Featherstone and District War Memorial Group snapped up the ‘Best Neighbourhood’ and ‘Community Group’ gongs at Wakefield and District Housing’s (WDH) ‘Love Where You Live Awards’ regional heat.
The group was praised for its dedication to the project and maintaining the garden since it opened in 2008.
Gordon Barker, secretary of the group, said: “We are absolutely delighted with the awards. To get two first prizes is unbelievable and a testimony to all the hard work put in over five years by the group and its volunteers and all the other helpers.
“We are very lucky that we have tremendous support from local businesses and individuals and we would like to take this opportunity to thank all of our supporters, as without them we could not have won the awards.”

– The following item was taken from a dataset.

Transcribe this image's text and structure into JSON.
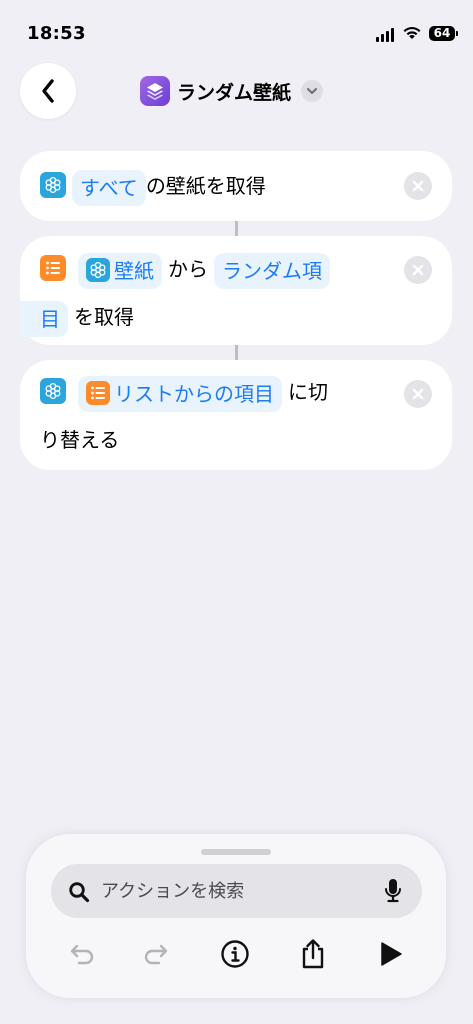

The group, which holds gardening sessions at the memorial every Friday morning, is now on the shortlist for WDH’s grand final which takes place in November.
Votes can be cast by visiting www.lovewhereyouliveawards.co.uk by October 25.
Sarah Chatham, WDH’s resident involvement manager, said: “Many people work hard to make our district such a great place to live, and our awards honour the very best.
“It’s really important for you to come forward, visit our dedicated website, and cast your vote to ensure these people receive the recognition they deserve.”
The war memorial group launched its £150,000 campaign in 2005 to build the gardens and the project was backed by councillors, the Royal British Legion and members of the community.
The garden – which has around 400 names inscribed on its walls – opened five years ago to great fanfare and honours those who died in the two World Wars.
But the memorial came under the spotlight earlier this year when ex-district and town councillor Roy Bickerton admitted falsifying invoices relating to the project while he was treasurer of the group.
The former town mayor walked free from court after pleading guilty to one charge of false accounting.
He was handed a 12-month conditional discharge for fabricating invoices totalling £5,700 to the Big Lottery Fund, which had helped fund the scheme.
The irregularity was put down to an ‘accounting muddle’.